Neurological research shows that when we wander through greenery, our brains subtly shift. We become less hyper, more calm and more alert to our surroundings. This effect is so potent that even a short time in peaceful scenery is enough to quieten our minds, pause negative brooding and improve emotional wellbeing.
If you’re working from home – or even on furlough – now is a great time to head out to a local park, nature reserve or rolling countryside, even for a 30-minute stroll. And the longer we spend in the natural environment, especially as city dwellers, the greater the benefits of so-called “green therapy” will be.
Connecting better than ever before
It feels odd to talk about connecting with family and friends in a way that’s, perhaps, deeper than before, during a time when we can’t physically see anybody. But, somehow, it seems to be the case.
Especially as someone living solo, it’s encouraged me to reach out to lost friends and host virtual quiz nights with neighbours. In fact, when I sadly lost my Nan to COVID-19 in April, it was my neighbours who came to my side in the absence of being with my family – leaving unexpected cards, chocolate and pick-me-ups outside my door and coming out for chats in our balcony-isolated ‚pub‘. We’ve seen entire communities of strangers connecting faster than ever before during this pandemic.
I call family more often. I get together with groups of friends virtually. We even organised our own ‚beer tasting festival‘, ordering the same box of beers and tasting together on a Zoom call.

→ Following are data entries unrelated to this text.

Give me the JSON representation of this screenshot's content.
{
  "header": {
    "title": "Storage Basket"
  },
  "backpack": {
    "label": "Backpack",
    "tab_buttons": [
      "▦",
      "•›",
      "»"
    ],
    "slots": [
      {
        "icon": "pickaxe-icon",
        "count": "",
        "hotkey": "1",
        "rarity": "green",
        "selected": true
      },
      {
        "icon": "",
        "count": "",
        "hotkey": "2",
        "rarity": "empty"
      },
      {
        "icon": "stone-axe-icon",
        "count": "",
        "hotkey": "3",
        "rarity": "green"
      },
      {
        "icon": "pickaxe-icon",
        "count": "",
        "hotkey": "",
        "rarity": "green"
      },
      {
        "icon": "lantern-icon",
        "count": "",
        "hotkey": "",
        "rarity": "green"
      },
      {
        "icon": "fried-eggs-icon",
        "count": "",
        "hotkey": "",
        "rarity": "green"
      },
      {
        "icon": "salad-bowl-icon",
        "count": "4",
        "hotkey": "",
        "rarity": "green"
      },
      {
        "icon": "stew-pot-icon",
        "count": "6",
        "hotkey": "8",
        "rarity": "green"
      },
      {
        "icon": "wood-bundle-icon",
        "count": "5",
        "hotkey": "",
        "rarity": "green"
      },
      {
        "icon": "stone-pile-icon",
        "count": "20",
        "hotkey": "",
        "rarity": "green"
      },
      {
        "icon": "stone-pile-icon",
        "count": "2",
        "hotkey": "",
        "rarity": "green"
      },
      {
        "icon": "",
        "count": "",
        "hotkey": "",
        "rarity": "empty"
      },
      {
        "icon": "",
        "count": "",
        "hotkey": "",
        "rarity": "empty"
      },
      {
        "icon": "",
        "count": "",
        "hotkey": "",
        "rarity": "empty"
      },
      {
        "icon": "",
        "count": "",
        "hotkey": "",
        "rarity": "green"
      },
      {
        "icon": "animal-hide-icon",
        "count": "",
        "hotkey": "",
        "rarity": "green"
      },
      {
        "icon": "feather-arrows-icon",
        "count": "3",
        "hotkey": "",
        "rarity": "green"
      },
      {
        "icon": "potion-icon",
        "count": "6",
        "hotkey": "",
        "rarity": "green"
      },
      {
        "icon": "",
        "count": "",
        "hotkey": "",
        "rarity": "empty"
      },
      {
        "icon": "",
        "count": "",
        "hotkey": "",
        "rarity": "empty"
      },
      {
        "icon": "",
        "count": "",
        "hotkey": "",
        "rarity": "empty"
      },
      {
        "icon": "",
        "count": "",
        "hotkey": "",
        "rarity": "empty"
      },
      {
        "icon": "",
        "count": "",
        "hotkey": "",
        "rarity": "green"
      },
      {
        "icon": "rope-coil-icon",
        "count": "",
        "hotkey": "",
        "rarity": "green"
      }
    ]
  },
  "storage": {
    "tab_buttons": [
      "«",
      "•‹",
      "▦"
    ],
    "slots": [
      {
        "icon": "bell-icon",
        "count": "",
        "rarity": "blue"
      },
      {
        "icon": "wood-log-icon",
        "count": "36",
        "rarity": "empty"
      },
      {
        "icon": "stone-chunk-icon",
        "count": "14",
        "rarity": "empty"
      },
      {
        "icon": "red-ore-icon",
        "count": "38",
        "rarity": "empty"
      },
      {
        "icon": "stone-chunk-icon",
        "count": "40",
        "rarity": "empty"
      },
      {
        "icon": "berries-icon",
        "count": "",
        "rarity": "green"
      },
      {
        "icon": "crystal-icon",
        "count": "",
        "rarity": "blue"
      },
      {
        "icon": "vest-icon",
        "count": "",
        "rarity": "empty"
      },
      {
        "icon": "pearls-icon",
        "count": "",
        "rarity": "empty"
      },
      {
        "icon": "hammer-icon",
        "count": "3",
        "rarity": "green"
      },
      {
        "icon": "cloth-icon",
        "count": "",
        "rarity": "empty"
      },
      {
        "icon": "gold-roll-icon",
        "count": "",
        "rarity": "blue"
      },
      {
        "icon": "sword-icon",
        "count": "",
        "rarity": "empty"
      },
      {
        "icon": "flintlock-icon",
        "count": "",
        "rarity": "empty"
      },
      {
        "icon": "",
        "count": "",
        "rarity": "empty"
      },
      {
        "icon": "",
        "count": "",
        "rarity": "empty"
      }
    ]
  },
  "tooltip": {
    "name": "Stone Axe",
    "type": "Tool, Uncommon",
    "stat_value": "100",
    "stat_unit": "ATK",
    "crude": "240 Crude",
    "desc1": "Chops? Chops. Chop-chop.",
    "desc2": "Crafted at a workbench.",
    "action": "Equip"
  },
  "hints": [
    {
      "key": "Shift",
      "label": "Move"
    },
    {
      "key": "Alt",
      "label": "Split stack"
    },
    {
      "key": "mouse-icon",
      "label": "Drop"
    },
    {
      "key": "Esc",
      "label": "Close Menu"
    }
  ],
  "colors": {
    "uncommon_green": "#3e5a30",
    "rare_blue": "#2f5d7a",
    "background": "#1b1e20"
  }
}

The whole experience of self-isolation has meant we’ve needed each other more than ever before – and highlighted just what’s important to prioritise and what’s not. As someone who’s lost a loved one in this pandemic, please call the people you care about. And do it tonight.
Find a pace that suits you
Like many of you, I’ve been working from home for the last two months.
It’s not for everyone, and I miss the buzz of an office and the opportunity to catch-up with colleagues around a table. However, one major benefit I’ve certainly noticed is how much my pace of life has changed.
Before the pandemic, I’d rush into the shower, be out of the door by 7.30am and into the office by 9am. Two hours of rushing, commuting, busy streets and mindless newsfeed scrolling. Now, I use that time to do an early morning walk. I have time to make a proper lunch, and time to do all those house admin bits I was always too busy to tick off. Life is slower. And I like it.
Now, I don’t know you, reader, and appreciate you might have a completely different work life to me. But, whether it’s traffic jams, short deadlines or packed queues that add hidden stresses to your day, is now the time to reconsider whether the status-quo is really working for you?
Which leads me neatly on to…
Maybe we'll actually look after the world now
Perhaps one of the MOST positive things to come out of lockdown, is the way in which our planet appears to be getting a break from our energy consumption, car and air pollution and general environmental footprint.
Forecasts predict the coronavirus pandemic will cause a two to three billion tonne drop in CO2. For context, it dropped by 800 million tonnes after WW2. The International Energy Agency (IEA) says the world will use 6% less this year – which is the equivalent to losing the entire energy demand of India.
One study revealed the improvement in air quality, in the UK and in Europe, has led to 11,000 less deaths from pollution. We’ve seen polluted skylines clearer than ever before. Although dolphins in Venice canals? Sadly that was fake news.
However, there is clearly more for us to do when the world gets back to normal. As reported in the Guardian, the pandemic has also shown how little we have been doing so far. The predicted decrease in emissions, for example, is still less than what scientists say is needed every year, for a decade, to avoid an environmental catastrophe.
But let’s focus on what’s in front of us, for now: a global health pandemic.
Whoever you are, whether this piece has been useful or not, know that you’re not alone. We’re all in this together.